As an aside, for anyone visiting Spain, or already there, Rosalia de Castro’s house is set up as a museum, it is very pretty, has a beautiful garden, and is well worth a visit. Details here:  http://www.spain.info/en/que-quieres/arte/museos/coruna_a/casa-museo_de_rosalia_de_castro.htm

The Poetry Dude

Campanas de Bastabales

Rosalia de Castro lived and worked in the region of Galicia in northwest Spain (it’s the bit just north of Portugal) and so wrote poetry both in Castilian Spanish and her regional language, Galician. Today’s poem is in Galician, which I do not speak, but anyone with a reasonable knowledge of Castilian Spanish should be able to understand it.

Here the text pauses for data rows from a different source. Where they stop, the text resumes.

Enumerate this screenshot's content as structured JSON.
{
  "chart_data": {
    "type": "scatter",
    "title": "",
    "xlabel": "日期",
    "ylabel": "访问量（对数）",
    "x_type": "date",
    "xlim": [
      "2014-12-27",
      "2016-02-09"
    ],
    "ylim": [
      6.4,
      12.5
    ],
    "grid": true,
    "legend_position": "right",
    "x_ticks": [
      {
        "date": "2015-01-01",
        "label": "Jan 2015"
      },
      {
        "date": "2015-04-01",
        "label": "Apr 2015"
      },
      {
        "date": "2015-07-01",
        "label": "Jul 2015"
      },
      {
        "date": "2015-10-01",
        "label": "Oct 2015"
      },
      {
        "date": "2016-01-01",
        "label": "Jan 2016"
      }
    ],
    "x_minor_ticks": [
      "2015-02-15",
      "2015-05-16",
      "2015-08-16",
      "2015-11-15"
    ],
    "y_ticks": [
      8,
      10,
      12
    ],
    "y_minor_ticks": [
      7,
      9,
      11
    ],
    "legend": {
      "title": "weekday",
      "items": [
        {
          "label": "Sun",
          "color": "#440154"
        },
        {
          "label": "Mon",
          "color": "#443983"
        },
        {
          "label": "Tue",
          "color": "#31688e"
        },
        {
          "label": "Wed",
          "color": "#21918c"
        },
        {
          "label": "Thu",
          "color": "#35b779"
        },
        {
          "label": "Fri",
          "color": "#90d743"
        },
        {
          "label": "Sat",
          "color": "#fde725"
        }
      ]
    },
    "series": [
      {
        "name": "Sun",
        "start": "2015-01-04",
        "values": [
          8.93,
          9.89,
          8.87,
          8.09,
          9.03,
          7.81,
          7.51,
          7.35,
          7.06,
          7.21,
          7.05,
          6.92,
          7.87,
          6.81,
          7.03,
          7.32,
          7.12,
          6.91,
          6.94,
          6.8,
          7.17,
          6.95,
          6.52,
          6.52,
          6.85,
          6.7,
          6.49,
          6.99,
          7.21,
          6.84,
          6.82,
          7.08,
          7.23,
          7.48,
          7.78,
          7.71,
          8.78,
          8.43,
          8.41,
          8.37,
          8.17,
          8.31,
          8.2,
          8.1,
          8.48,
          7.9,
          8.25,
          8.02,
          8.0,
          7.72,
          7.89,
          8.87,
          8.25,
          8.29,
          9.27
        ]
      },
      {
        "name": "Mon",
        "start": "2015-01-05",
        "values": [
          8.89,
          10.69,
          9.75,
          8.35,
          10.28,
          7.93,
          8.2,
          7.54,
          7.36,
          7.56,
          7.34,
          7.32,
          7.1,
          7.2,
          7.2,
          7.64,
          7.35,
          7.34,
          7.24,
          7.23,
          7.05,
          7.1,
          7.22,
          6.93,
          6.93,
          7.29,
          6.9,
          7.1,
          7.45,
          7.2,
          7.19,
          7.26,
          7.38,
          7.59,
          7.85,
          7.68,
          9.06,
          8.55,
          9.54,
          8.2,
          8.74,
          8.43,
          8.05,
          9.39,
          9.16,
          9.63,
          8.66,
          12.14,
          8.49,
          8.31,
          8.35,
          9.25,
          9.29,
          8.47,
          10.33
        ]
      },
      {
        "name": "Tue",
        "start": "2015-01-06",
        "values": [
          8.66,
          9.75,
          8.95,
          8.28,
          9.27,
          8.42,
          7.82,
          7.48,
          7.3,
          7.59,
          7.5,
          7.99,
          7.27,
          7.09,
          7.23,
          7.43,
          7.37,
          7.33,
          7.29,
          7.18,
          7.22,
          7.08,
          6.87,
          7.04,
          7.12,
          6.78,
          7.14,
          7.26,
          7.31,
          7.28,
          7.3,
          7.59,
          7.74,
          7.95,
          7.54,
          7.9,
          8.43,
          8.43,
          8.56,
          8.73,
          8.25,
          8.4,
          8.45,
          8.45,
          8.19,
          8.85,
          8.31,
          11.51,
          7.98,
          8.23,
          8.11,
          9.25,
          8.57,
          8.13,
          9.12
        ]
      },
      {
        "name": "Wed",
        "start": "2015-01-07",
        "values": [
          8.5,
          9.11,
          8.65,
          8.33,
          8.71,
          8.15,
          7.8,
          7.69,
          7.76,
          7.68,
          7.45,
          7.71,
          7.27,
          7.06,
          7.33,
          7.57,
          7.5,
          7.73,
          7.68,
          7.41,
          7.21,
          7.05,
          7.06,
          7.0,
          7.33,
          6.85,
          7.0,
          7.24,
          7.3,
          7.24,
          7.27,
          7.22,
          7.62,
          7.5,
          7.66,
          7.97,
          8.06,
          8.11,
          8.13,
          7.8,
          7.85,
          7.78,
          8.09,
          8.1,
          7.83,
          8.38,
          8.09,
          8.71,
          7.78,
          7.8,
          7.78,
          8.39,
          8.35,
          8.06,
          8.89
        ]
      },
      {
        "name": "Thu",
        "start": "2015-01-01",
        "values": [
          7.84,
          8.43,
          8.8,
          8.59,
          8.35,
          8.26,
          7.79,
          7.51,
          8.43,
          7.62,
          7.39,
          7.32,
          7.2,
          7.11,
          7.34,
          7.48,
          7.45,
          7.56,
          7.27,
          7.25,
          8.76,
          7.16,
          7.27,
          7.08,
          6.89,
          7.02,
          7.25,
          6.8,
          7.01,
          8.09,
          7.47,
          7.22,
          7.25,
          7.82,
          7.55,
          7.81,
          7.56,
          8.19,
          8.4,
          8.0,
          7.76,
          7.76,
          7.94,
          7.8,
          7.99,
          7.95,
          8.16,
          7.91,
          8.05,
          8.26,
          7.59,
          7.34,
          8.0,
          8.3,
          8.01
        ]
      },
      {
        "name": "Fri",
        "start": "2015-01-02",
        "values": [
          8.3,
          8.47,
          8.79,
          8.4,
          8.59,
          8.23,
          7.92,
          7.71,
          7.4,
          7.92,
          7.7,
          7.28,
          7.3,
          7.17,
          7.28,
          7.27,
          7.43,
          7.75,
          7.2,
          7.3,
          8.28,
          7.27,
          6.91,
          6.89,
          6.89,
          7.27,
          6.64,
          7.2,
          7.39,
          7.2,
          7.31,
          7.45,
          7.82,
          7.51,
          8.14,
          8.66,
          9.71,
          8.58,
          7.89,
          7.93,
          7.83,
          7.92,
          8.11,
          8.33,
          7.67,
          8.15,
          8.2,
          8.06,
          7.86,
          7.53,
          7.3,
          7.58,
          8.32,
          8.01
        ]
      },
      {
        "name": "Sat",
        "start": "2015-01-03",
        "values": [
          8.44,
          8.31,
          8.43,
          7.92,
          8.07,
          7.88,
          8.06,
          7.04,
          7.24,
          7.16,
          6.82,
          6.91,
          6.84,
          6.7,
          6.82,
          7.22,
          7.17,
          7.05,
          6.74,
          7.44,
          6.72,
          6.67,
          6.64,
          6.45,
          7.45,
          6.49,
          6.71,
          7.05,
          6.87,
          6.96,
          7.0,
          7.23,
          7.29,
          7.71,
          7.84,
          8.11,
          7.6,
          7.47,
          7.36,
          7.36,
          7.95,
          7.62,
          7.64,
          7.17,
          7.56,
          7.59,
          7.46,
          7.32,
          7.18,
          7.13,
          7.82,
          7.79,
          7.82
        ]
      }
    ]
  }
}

The bells of Bastabales, from the first line of the poem, are in an actual church in a place called Bastavales in Galicia. This poem made the church, the place and the bells famous.

Campanas de Bastabales,
cando vos oio tocar,
mórrome de soidades.

Cando vos oio tocar,
campaniñas, campaniñas,
sin querer torno a chorar.

Cando de lonxe vos oio
penso que por min chamades
e das entrañas me doio.

Dóiome de dór ferida,
que antes tiña vida enteira
e hoxe teño media vida.

só media me deixaron
os que de aló me trouxeron,
os que de aló me roubaron.

Non me roubaron, traidores,
¡ai!, uns amores toliños,
¡ai!, uns toliños amores.

Que os amores xa fuxiron,
as soidades viñeron…
de pena me consumiron.

From <http://www.arrakis.es/~joldan/cantgal1.htm&gt;

The poem recounts the emotions the poet feels when she hears the bells ringing at the church of Bastabales – loneliness, tearfulness, a pain in the stomach. The first three stanzas are taken up by these expressions of sadness and suffering brought about by hearing the bells. Why should this be?

The second half of the poem, the final four stanzas hint at the answer – within the sound of the bells, the narrator of the poem was attacked, robbed and worse, and left forsaken and alone. Love is no longer possible, only pain.

The poem evokes a state of loss, suffering and pain, without giving many details, but it succeeds in conveying these emotions and sensations in a poetic way.